- CS warned school managers against disrupting learning for children on account of school fees.
- Government has given all money that was required for the year 2020.
Education CS George Magoha on Monday played down plans to abolish boarding schools.
Reports have circulated about the imminent abolition of boarding primary schools in the near future.
However, the CS said that is not a government priority now.
He argued almost all public primary schools in the country are day schools and the few boarding primary schools should not bother the government.
"Our denominator is the child. Before we do anything, we have to consider what is going to happen to the child," Magoha said.
Schools are to reopen on July 26.
He spoke to the press at Reef Hotel in Mombasa where he presided over the training of county projects technical teams. The topic was "transformational leadership to implement education reforms and the sustainability of donor-funded projects.
The training will go on for six days.
Magoha said blanket abolition of boarding primary schools may not be smart.
He said there are people working outside the country who have children in boarding primary schools.
"If there is a boarding school catering for them, it would not be wise for us to have a policy framework that says we abolish all of them," the CS said.

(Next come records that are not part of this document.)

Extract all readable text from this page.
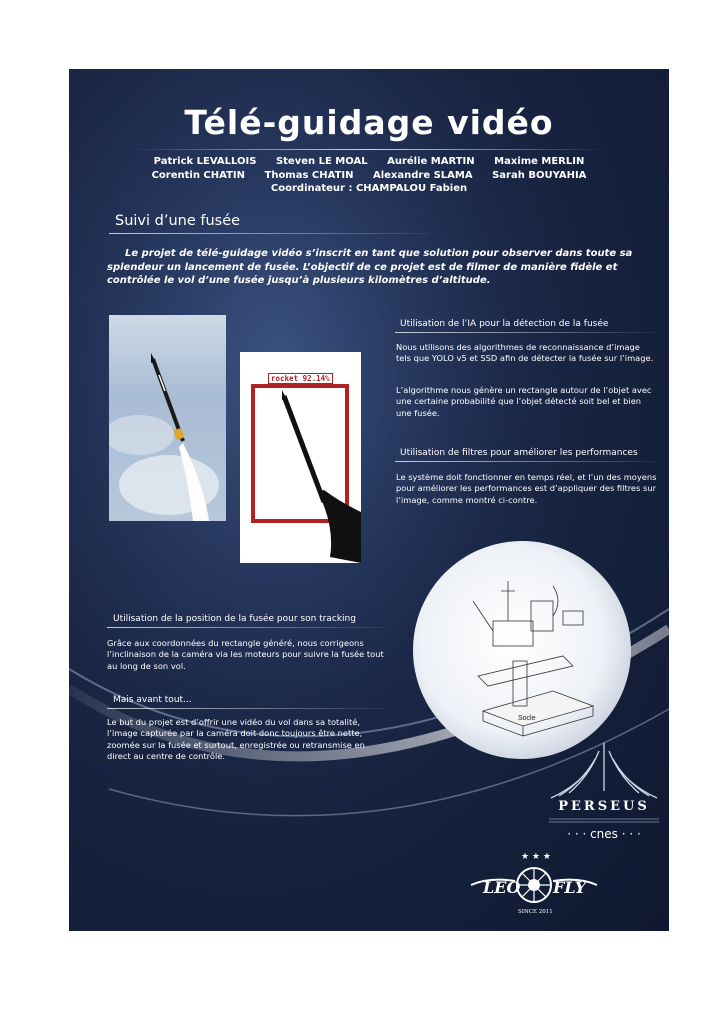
Télé-guidage vidéo
Patrick LEVALLOIS Steven LE MOAL Aurélie MARTIN Maxime MERLIN
Corentin CHATIN Thomas CHATIN Alexandre SLAMA Sarah BOUYAHIA
Coordinateur : CHAMPALOU Fabien
Suivi d’une fusée
Le projet de télé-guidage vidéo s’inscrit en tant que solution pour observer dans toute sa splendeur un lancement de fusée. L’objectif de ce projet est de filmer de manière fidèle et contrôlée le vol d’une fusée jusqu’à plusieurs kilomètres d’altitude.
rocket 92.14%
Utilisation de l’IA pour la détection de la fusée
Nous utilisons des algorithmes de reconnaissance d’image tels que YOLO v5 et SSD afin de détecter la fusée sur l’image.
L’algorithme nous génère un rectangle autour de l’objet avec une certaine probabilité que l’objet détecté soit bel et bien une fusée.
Utilisation de filtres pour améliorer les performances
Le système doit fonctionner en temps réel, et l’un des moyens pour améliorer les performances est d’appliquer des filtres sur l’image, comme montré ci-contre.
Socle
Utilisation de la position de la fusée pour son tracking
Grâce aux coordonnées du rectangle généré, nous corrigeons l’inclinaison de la caméra via les moteurs pour suivre la fusée tout au long de son vol.
Mais avant tout...
Le but du projet est d’offrir une vidéo du vol dans sa totalité, l’image capturée par la caméra doit donc toujours être nette, zoomée sur la fusée et surtout, enregistrée ou retransmise en direct au centre de contrôle.
PERSEUS
· · · cnes · · ·
★ ★ ★
LEO FLY
SINCE 2011
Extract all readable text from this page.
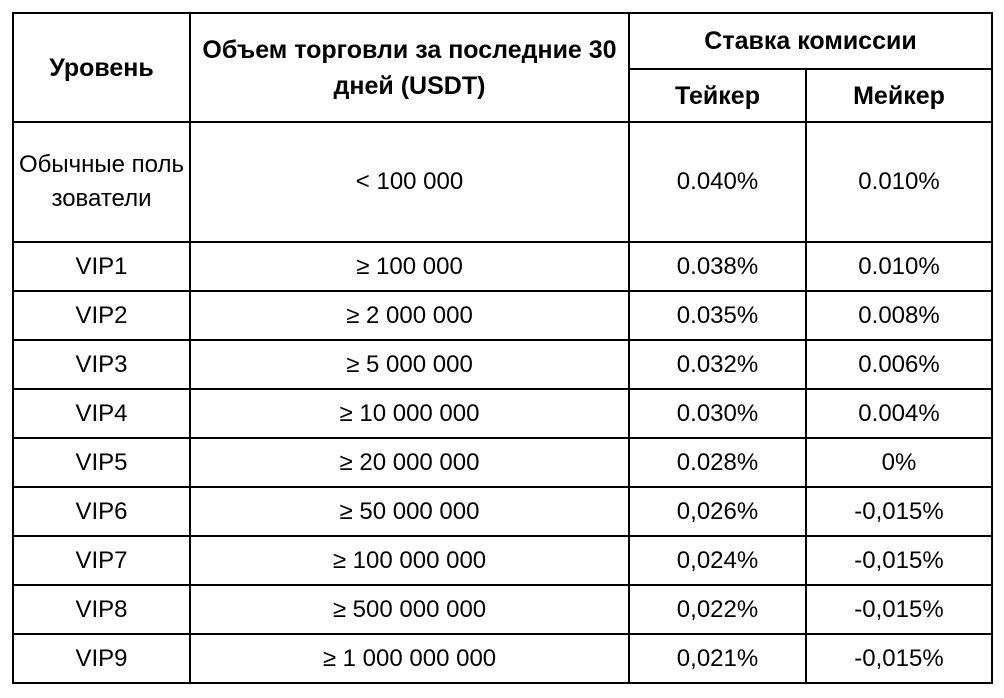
Уровень	Объем торговли за последние 30 дней (USDT)	Ставка комиссии	
		Тейкер	Мейкер
Обычные пользователи	< 100 000	0.040%	0.010%
VIP1	≥ 100 000	0.038%	0.010%
VIP2	≥ 2 000 000	0.035%	0.008%
VIP3	≥ 5 000 000	0.032%	0.006%
VIP4	≥ 10 000 000	0.030%	0.004%
VIP5	≥ 20 000 000	0.028%	0%
VIP6	≥ 50 000 000	0,026%	-0,015%
VIP7	≥ 100 000 000	0,024%	-0,015%
VIP8	≥ 500 000 000	0,022%	-0,015%
VIP9	≥ 1 000 000 000	0,021%	-0,015%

He said every situation will be considered on its own merits, adding that even at the high school level, there is no plan to abolish boarding schools at this time.
"There is thinking in that direction but it will have to be a gradual process as we implement the Competency-Based Curriculum,"Magoha said.
He said some may still survive.
Going forward, the government may be constructing only day schools he said.
As schools are reopening in a week, the CS warned teachers and school managers against disrupting learning on account of school fees.
Government has given all money that was required for the year 2020.
This is close to Sh17 billion for primary schools and Sh59.5 billion for secondary schools.
Magoha said first-term money will be given as soon as Ifmis is open.
"So there is no need for parents to be worried about school fees as such," he said.
The CS said primary school education is free and compulsory under the Constitution.
"So nobody pays any fees except if voluntarily they want to pay for lunch," Magoha said.
He said 75 per cent of secondary schools in Kenya are day schools.
Government gives Sh22,244 for every child in day and boarding secondary schools, which caters for all manner of needs.
"So, again, as far as 75 per cent of secondary schools are concerned, there is no fee required except, again, perhaps for uniform and lunch, which will be voluntary and according to what they can afford," the CS said.
The only fees required, according to the CS, is for boarding secondary schools, which he said only make up 25 per cent of all secondary schools in Kenya.
He noted that the boarding fees have also been reduced because the term has been reduced from 39 to 30 weeks.
"I encourage our parents who can afford to pay to pay early so managers are able to run the schools," Magoha said.
He said the ministry will be on the lookout to ensure no child is disadvantaged because of school fees.
The 100 per cent transition remains a priority for the government and Magoha said they will make sure every child who did the KCPE exam goes to Form 1.
"In addition, we shall mop up any other child who was out of school and take them to the appropriate level of schooling," the CS said.
This will be done in collaboration with Fred Matiang'i's Interior ministry.
The CS said the Elimu Scholarship is complete and all the beneficiaries are genuine.
"We shall ensure that those children who got those scholarships go to boarding schools because day school is free," he said.
Teachers, he noted, should ensure all schools are ready to receive learners for the next term.
He said the government released all the money for last year towards the end of the last term, meaning schools still have money in their accounts.
"They have no reason to surcharge any child and we shall be firm in our action if we find that you are surcharging a child," Magoha said.
The CS said he will make an example out of a primary school he found on Sunday was surcharging a child Sh11,000 for lunch.
"That is horrendous and we are going to deal with it," he said.
Magoha hailed the CBC curriculum being overseen by Prof Fatima Chege, saying it is in good state.
He said all the books for Grade 5 are already delivered in 97 per cent of the schools. Schools in the northern parts of the country, like turkana, are still in the process of receiving books.
"The books shall be in all schools by July 26," Magoha said.